Chef Baucells says he was a lousy student academically, but he enjoyed cooking with his mother and grandmother, and excelled at culinary school. "I enjoy being in the kitchen, and making people happy with my food."
Other Michelin-starred restaurants he has worked at include El Recó de Can Fabes with the late chef Santi Santamaria, and Sergi Arola Gastro. Both restaurants have since closed.
He first joined El Celler de Can Roca as an apprentice in 2008, before working his way up to chef de cuisine.
"The sense of family is very strong in the kitchen," says Chef Baucells. "Chef Joan is like my father, and his mother like my grandmother." He speaks fondly of Chef Joan, saying that "he is a good boss, he is calm, in control and always feels confident. His confidence rubs off on the team."
At work, Chef Baucells has the freedom to be creative, which comes in handy when he has to think on his feet.
He cites an example of how he had to instantly come up with a new dish at Esquina's anniversary dinner, when he only knew of a diner's allergy at the last minute. He created a dish which included sea urchin on baby spinach leaf and mayonnaise with mussel water. It may not sound like much, but the balance of flavours impressed Chef Montobbio, who was amazed that a new dish could be created "in less than half a minute, especially when we didn't have anything else prepared."
This is Chef Baucell's second visit to Singapore. His first was in 2015 as part of his honeymoon. Having visited the usual tourist attractions on the last visit, this time, Chef Montobbio took him on a gastronomic tour.

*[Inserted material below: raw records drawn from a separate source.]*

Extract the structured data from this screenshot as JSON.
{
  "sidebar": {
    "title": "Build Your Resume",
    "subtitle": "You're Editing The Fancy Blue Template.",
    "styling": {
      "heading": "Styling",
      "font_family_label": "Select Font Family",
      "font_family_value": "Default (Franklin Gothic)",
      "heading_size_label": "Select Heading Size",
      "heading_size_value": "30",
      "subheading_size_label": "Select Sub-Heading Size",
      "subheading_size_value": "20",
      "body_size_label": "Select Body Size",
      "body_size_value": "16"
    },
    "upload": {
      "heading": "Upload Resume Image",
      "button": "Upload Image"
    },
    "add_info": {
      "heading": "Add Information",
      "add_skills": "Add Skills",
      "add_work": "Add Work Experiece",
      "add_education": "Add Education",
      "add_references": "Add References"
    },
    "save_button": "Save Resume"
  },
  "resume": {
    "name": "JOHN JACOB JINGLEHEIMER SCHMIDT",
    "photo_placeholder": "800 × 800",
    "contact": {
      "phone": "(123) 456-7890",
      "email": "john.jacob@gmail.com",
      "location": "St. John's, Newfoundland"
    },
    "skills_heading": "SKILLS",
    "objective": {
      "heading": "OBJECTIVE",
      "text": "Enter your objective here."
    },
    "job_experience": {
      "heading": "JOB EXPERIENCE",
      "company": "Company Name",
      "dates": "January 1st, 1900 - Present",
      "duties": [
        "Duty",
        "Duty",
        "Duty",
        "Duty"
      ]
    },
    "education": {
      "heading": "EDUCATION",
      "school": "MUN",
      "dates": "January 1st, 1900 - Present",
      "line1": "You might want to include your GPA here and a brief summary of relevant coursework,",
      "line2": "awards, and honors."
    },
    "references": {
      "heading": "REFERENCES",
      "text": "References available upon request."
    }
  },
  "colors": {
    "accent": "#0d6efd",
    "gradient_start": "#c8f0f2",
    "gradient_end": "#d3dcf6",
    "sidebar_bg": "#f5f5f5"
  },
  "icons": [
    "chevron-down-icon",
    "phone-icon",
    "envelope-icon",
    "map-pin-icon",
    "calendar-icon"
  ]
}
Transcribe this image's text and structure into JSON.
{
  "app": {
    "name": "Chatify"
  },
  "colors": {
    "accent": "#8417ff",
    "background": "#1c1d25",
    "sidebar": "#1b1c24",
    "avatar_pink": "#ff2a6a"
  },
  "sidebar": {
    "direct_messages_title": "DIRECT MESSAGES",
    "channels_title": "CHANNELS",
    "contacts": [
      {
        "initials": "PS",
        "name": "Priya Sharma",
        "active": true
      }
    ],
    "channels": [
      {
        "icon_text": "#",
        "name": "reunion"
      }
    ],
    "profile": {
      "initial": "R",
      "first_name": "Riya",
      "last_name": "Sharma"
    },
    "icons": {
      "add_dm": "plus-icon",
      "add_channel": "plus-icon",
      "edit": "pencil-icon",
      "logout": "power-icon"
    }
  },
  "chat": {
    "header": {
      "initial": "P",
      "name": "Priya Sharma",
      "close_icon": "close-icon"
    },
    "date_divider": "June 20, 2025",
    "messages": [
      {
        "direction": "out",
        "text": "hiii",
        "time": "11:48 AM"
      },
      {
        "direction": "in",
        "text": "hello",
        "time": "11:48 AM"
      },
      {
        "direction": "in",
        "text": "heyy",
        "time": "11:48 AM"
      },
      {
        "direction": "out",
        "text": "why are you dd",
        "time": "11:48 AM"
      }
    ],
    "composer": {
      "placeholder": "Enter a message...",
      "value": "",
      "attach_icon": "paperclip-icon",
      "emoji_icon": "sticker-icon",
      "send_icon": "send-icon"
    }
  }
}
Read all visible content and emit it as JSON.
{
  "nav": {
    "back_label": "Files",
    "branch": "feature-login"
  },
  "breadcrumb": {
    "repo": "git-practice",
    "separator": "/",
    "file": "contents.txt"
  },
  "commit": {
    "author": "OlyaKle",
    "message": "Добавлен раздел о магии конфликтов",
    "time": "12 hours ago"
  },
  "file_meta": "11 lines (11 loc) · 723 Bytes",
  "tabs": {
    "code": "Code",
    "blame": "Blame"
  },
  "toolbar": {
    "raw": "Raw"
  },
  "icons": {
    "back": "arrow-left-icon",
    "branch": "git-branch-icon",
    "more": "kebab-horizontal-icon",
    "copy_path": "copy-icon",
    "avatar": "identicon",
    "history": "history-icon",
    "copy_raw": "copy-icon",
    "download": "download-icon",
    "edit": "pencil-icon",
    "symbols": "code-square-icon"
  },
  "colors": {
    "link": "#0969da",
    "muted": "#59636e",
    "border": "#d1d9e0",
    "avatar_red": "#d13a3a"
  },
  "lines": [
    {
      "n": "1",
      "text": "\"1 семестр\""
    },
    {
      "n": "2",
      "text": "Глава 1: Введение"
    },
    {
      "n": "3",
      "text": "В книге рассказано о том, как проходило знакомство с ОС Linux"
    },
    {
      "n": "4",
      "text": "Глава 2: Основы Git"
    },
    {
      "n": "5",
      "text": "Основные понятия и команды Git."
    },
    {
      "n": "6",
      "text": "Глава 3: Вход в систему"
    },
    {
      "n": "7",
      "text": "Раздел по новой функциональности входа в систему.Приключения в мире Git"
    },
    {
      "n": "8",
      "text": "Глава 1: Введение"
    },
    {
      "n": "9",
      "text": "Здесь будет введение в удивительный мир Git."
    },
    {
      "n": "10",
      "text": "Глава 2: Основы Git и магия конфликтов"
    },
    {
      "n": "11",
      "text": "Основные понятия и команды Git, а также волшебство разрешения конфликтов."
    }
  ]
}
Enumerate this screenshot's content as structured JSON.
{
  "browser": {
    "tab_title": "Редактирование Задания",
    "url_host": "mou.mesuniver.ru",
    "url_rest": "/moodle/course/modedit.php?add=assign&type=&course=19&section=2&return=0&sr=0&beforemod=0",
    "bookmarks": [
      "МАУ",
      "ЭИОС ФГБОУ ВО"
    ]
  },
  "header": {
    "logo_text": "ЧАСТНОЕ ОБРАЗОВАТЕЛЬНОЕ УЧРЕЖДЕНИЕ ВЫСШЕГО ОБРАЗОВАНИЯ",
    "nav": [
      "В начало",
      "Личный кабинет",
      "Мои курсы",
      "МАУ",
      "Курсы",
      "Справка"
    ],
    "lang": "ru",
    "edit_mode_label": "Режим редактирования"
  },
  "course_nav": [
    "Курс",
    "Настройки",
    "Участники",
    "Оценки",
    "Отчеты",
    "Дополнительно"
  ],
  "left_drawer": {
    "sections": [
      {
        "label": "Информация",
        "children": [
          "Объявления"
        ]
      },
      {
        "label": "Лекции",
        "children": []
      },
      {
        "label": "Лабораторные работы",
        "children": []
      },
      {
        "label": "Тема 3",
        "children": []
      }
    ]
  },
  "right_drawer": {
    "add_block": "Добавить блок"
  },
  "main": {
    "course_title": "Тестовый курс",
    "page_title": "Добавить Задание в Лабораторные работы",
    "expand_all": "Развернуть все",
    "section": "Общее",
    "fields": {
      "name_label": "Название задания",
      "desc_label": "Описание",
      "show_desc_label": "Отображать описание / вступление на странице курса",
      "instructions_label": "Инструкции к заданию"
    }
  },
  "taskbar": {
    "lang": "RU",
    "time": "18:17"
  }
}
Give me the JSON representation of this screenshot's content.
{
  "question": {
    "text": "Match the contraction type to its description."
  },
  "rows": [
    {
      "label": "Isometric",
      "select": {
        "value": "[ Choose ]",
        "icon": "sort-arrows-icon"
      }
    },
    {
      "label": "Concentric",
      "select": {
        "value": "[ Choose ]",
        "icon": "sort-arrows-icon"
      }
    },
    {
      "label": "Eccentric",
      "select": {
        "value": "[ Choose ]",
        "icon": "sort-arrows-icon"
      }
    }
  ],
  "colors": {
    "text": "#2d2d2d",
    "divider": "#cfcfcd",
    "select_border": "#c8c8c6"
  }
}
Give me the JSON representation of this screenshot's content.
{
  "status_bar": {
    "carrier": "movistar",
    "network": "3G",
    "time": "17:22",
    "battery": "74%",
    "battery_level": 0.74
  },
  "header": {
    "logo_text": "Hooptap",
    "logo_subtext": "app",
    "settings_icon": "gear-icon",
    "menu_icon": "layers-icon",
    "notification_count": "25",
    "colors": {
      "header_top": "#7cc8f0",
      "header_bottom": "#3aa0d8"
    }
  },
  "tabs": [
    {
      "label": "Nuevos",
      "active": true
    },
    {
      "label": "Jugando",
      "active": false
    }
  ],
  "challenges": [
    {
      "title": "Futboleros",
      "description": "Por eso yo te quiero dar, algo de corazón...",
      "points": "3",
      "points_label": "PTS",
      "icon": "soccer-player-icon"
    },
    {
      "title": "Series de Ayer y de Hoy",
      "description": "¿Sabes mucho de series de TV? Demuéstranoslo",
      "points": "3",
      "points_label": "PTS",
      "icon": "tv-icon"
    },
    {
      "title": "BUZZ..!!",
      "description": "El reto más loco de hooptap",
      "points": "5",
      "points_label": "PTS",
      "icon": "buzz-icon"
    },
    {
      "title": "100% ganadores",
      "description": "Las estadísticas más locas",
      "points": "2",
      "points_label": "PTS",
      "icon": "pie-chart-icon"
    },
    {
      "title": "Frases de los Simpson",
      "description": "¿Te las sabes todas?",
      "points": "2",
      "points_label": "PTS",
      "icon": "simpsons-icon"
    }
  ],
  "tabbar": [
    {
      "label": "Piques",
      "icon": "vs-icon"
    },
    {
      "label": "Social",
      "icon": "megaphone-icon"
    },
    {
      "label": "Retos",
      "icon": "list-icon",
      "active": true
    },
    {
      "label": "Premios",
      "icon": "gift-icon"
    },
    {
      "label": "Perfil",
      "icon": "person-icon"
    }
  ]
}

They went to the wet market at Chinatown Complex, dined at Restaurant Andre, Super Peking Duck and New Ubin Seafood. "The most fun dining experience was at New Ubin Seafood, where I got to do the lo hei," he quips.
Asked what it takes to be good at his job, Chef Baucells says, it is not just knowing how to cook. "But you need to know how to manage staff, be responsible and to be consistent."
He doesn't rule out opening his own restaurant one day, but for now, he has no idea when or where. "It is every chef's dream to have a restaurant of his own," he says.